Dopo la pausa estiva riprendono le conferenze del ciclo #RaccontiamoEfisio organizzate nell’ambito della mostra “Efisio. Martirizzato dai romani, santificato dai cristiani e venerato dai contemporanei”.
 
Giovedì 6 settembre alle h 17,30 la dottoressa Patricia Olivo, Segretario regionale della Sardegna del MiBAC, storica dell’arte, curatrice di diversi progetti di restauro per la Soprintendenza di Cagliari, racconterà il restauro che il simulacro di Sant’Efisio della processione del 1° maggio ha subito nel 2009.
Tale statua, infatti, da sempre portata in processione anno dopo anno fino ai giorni nostri, è stata oggetto nel corso del tempo di un continuo “rinnovamento”, una serie di manutenzioni operate dai suoi custodi della Confraternita, che, al fine di conservarla, ne hanno alterato il modellato e la policromia.
 
Il direttore del Museo, dottor Roberto Concas introdurrà questa serata alla scoperta dei “segni della devozione” iscritti nella statua del Santo dai ripetuti rifacimenti, stuccature e rimozioni complete (come i castoni della cintura, asportati per facilitare la vestizione del Santo in occasione della festa).
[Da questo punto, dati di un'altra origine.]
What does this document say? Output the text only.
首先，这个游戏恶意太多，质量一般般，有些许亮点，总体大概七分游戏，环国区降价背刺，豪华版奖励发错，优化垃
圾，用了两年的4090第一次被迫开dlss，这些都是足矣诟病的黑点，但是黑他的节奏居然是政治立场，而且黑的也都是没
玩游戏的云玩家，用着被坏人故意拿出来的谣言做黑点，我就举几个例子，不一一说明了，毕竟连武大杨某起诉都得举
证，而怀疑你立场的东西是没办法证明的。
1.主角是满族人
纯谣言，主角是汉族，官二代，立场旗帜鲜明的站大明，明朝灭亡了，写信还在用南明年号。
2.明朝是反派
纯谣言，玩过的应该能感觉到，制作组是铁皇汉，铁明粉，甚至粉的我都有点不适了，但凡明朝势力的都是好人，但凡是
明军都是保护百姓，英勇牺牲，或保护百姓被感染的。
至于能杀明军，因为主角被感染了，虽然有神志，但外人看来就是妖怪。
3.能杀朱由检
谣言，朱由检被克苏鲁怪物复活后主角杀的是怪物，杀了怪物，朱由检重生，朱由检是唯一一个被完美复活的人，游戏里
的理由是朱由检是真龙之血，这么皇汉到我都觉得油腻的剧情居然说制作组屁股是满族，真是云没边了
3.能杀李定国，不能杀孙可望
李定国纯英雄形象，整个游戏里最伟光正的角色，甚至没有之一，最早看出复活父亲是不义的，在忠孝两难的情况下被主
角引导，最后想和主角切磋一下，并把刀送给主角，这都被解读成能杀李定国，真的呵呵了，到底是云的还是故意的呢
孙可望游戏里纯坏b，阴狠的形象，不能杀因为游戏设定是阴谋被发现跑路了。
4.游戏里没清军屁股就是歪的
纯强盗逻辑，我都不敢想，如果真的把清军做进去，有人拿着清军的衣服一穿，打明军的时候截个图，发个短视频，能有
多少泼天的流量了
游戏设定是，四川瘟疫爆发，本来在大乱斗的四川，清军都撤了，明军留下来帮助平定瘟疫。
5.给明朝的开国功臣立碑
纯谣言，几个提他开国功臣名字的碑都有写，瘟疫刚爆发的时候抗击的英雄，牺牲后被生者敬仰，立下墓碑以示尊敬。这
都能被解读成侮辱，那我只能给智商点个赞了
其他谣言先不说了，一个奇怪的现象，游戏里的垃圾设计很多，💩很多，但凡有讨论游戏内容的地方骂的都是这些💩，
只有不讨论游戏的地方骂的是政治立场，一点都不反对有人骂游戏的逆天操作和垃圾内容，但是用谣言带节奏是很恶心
Dal restauro del 2009 si è potuta acclarare una grande raffinatezza nell’uso dei pigmenti e nella tecnica di esecuzione. Il lavoro ha inoltre consentito, accanto a una più accurata lettura stilistica, di attribuire l’opera a quella scuola napoletana del principio del XVII secolo che perdurò per tutto il Seicento e che tanti prodotti ha regalato anche alla Sardegna, con forme sempre più naturalistiche e cromie sempre più raffinate.